EPIGENETICS

Your behavior and environment can lead to changes that affect how your genes work. Unlike genetic changes, epigenetic changes are reversible and do not change the DNA sequence, but they can change how your body reads the DNA sequence. In biology, epigenetics is the study of inherited changes in the phenotype that are not related to changes in the DNA sequence.

Tissue stem cells sense their environment, and this perception affects their future fate and function. Stem cells accumulate epigenetic memories of various environmental events. Stem cells carry the memory of their original niche, migration, encounters with inflammation, and adaptation to new fates and challenges. www.science.org/doi/10.1126/science.abh2444

Analysis of clones of individual stem cells showed that methylation changes during senescence are stochastic. The lifespan of MSC (mesenchymal stem cell) populations can vary greatly due to the accumulation of (random) epigenetic aberrations. onlinelibrary.wiley.com/doi/full/10.1111/acel.12544

Stem cell dysfunction is a sign of aging. Epigenetic changes play a critical role in the loss of stem cell function with age.
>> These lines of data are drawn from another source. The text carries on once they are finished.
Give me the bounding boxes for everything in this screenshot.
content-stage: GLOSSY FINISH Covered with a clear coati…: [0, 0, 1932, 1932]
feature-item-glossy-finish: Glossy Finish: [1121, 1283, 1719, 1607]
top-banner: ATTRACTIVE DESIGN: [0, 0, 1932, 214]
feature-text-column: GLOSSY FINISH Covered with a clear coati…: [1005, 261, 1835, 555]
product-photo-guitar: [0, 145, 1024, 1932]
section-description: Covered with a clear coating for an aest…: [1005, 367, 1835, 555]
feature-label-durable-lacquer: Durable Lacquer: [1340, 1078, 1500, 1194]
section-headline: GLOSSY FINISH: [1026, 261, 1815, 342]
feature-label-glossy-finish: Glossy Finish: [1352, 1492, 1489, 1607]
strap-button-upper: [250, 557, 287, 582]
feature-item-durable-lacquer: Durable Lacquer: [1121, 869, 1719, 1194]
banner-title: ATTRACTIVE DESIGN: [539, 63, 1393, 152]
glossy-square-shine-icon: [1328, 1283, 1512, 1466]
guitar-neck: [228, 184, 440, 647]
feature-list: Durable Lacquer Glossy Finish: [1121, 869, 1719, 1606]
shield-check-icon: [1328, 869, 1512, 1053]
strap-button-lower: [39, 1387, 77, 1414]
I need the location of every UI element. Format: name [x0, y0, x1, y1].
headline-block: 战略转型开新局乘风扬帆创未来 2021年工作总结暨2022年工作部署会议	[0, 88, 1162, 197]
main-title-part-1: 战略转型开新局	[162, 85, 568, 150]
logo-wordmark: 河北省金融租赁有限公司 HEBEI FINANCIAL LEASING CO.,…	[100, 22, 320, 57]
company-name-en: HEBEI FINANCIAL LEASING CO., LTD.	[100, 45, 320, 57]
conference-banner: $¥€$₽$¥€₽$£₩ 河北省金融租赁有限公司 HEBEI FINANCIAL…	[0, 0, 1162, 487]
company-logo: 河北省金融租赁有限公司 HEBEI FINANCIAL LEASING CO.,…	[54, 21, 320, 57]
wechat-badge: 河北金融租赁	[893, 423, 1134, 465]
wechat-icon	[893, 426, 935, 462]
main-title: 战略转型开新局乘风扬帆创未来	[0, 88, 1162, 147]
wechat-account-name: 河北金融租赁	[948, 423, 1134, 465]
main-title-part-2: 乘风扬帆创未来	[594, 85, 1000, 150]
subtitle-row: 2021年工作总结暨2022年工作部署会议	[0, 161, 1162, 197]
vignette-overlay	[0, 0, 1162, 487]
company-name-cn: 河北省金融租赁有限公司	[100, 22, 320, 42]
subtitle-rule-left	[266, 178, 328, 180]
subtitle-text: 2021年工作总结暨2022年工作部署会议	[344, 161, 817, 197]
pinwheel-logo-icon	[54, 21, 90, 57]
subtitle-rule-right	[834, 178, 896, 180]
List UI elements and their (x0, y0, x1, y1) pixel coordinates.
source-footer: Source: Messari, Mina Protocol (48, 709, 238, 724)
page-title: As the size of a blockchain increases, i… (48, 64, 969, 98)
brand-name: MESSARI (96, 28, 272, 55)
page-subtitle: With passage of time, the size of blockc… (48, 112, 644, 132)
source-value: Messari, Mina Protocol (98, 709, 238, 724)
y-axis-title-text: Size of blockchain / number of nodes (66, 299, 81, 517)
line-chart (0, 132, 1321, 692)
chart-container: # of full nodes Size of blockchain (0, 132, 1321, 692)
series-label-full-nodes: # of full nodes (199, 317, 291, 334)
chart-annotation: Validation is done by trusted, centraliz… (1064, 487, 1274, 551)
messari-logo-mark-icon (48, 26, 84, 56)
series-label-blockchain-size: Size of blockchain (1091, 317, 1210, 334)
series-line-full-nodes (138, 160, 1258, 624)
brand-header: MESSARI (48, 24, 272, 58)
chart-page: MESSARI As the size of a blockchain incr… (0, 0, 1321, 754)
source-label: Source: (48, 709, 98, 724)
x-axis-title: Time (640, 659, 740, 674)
Recovery of nuclear acetyl-CoA via ectopic expression of CiC or addition of acetate to MSCs in culture rejuvenates MSCs, restoring the potential for efficient differentiation into an osteogenic lineage. Citrate, which has recently been reported to prolong lifespan in Drosophila, chemically includes acetyl-CoA and may be useful in restoring cytoplasmic and nuclear levels of acetyl-CoA. The general applicability of the CiC defect to old cells, especially stem cells, should be established.
Chromatin remodeling due to citrate degradation impairs osteogenesis of aged mesenchymal stem cells.

doi.org/10.1038/s43587-021-00105-8

Aging is accompanied by a general decline in the function of many cellular pathways. Older mesenchymal stem cells show reduced chromatin availability and lower histone acetylation, especially at osteogenic gene promoters and enhancers. The decrease in histone acetyl-I is due to impaired mitochondrial acetyl-CoA export due to lower citrate carrier (CiC) levels. In old cells, increased lysosomal degradation of CiC is observed, which is mediated by mitochondrial vesicles. Restoration of cytosolic levels of acetyl-CoA, either through exogenous expression of CiC or by addition of acetate, reconstructs the chromatin landscape and eliminates osteogenesis defects in old MSCs. The results show an age-dependent relationship between mitochondrial quality control, chromatin, and SC fate, which are linked through CiC. www.nature.com/articles/s43587-021-00105-8

The 13-year study shows that the degradation of DNA organization and regulation, known as epigenetics, can cause aging in an organism independent of changes in the genetic code itself. The disruption of epigenetic information leads to aging in mice and that restoring the integrity of the epigenome reverses these signs of aging. This study is the first to show epigenetic changes as a major driver of aging in mammals.

www.cell.com/cell/fulltext/S0092-8674(22)01570-7

We are developing fundamentally new ways of epigenetic reprogramming by physical methods.